In clinical practice, the authors observe that the rate of infectious complications affecting the pericolostomy region is low, despite the permanent contact of the local skin tissue with the intestinal content.

Several factors can affect the genesis of pericolostomic bacterial colonization, which is facilitated by immediate contact of the local skin area with the enteric content. The impact of the length of time of the colostomy on the bacteria present in the dermis of the pericolostomic region was evident in group 2, where higher values of microorganisms were found compared to the other 3 groups. A reduction of the average values of microorganisms (approximately 250%) occurred in patients in groups 3 and 4 who had a longer colostomy duration (Table 2).

The tissue cultures confirmed what was expected—that the most frequently found bacteria would be Escherichia coli, Bacteroides fragilis, Bacteroides spp, and Peptococcus spp. These organisms are the most common bacteria in fecal material cultures and the main source of bacteria for the colonization of the pericolostomic dermis.8–10 Other bacteria less frequently isolated include Bifidobacterium spp, Staphylococcus epidermidis, Eubacterium spp, Fusobacterium spp, and Pseudomonas aeruginosa. A percentage of these organisms were insufficient to allow for statistical analysis. Experimental data have shown that a level of bacterial growth > 105 organisms per gram of tissue is necessary to cause wound infection.11 These results are the only found on this subject in the literature that employ these methods and define the bacterial flora present in the pericolostomy skin region.

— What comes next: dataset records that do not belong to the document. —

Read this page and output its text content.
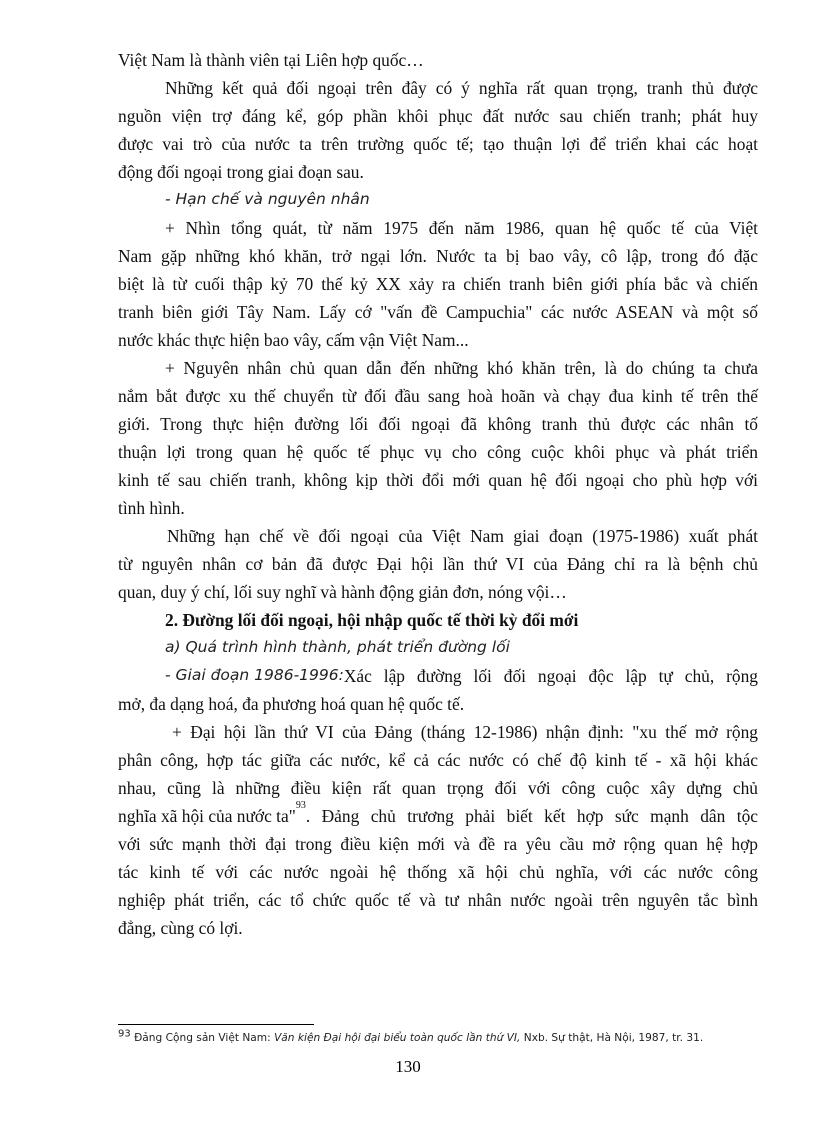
Việt Nam là thành viên tại Liên hợp quốc…
Những kết quả đối ngoại trên đây có ý nghĩa rất quan trọng, tranh thủ được
nguồn viện trợ đáng kể, góp phần khôi phục đất nước sau chiến tranh; phát huy
được vai trò của nước ta trên trường quốc tế; tạo thuận lợi để triển khai các hoạt
động đối ngoại trong giai đoạn sau.
- Hạn chế và nguyên nhân
+ Nhìn tổng quát, từ năm 1975 đến năm 1986, quan hệ quốc tế của Việt
Nam gặp những khó khăn, trở ngại lớn. Nước ta bị bao vây, cô lập, trong đó đặc
biệt là từ cuối thập kỷ 70 thế kỷ XX xảy ra chiến tranh biên giới phía bắc và chiến
tranh biên giới Tây Nam. Lấy cớ "vấn đề Campuchia" các nước ASEAN và một số
nước khác thực hiện bao vây, cấm vận Việt Nam...
+ Nguyên nhân chủ quan dẫn đến những khó khăn trên, là do chúng ta chưa
nắm bắt được xu thế chuyển từ đối đầu sang hoà hoãn và chạy đua kinh tế trên thế
giới. Trong thực hiện đường lối đối ngoại đã không tranh thủ được các nhân tố
thuận lợi trong quan hệ quốc tế phục vụ cho công cuộc khôi phục và phát triển
kinh tế sau chiến tranh, không kịp thời đổi mới quan hệ đối ngoại cho phù hợp với
tình hình.
Những hạn chế về đối ngoại của Việt Nam giai đoạn (1975-1986) xuất phát
từ nguyên nhân cơ bản đã được Đại hội lần thứ VI của Đảng chỉ ra là bệnh chủ
quan, duy ý chí, lối suy nghĩ và hành động giản đơn, nóng vội…
2. Đường lối đối ngoại, hội nhập quốc tế thời kỳ đổi mới
a) Quá trình hình thành, phát triển đường lối
- Giai đoạn 1986-1996: Xác lập đường lối đối ngoại độc lập tự chủ, rộng
mở, đa dạng hoá, đa phương hoá quan hệ quốc tế.
+ Đại hội lần thứ VI của Đảng (tháng 12-1986) nhận định: "xu thế mở rộng
phân công, hợp tác giữa các nước, kể cả các nước có chế độ kinh tế - xã hội khác
nhau, cũng là những điều kiện rất quan trọng đối với công cuộc xây dựng chủ
nghĩa xã hội của nước ta"
93
. Đảng chủ trương phải biết kết hợp sức mạnh dân tộc
với sức mạnh thời đại trong điều kiện mới và đề ra yêu cầu mở rộng quan hệ hợp
tác kinh tế với các nước ngoài hệ thống xã hội chủ nghĩa, với các nước công
nghiệp phát triển, các tổ chức quốc tế và tư nhân nước ngoài trên nguyên tắc bình
đẳng, cùng có lợi.
$^{93}$ Đảng Cộng sản Việt Nam: Văn kiện Đại hội đại biểu toàn quốc lần thứ VI, Nxb. Sự thật, Hà Nội, 1987, tr. 31.
130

This study was developed with a restricted group of colostomized patients, ie, those who did not present local complications in the ostomy and who were in good health. These factors reduced the risk of local or systemic infection. New studies employing the same methodology, but involving patients with other types of ostomies or even adverse situations, such as pericolostomy complications or systemic involvement, should be developed to extend the knowledge of this surgical condition in a wider group of patients with an ostomy.


Conclusion

The skin of patients with an ostomy is heavily colonized and increases the risk of surgical site infection. Results of this study suggest that enteric bacteria colonize the dermal layer of the abdominal wall in the pericolostomic region, with a sufficient number of microorganisms in tissue to cause local infection. With bacteria in the pericolostomic skin region identified and measured, we can provide colostomized patients adequate treatment in cases of local infection. This is different from what occurs presently, in which antibiotic therapy is used empirically and is often based on the experience of the stomatotherapist or the surgeon, aside from the possibility of reducing the rate of infection with a specific antimicrobial treatment.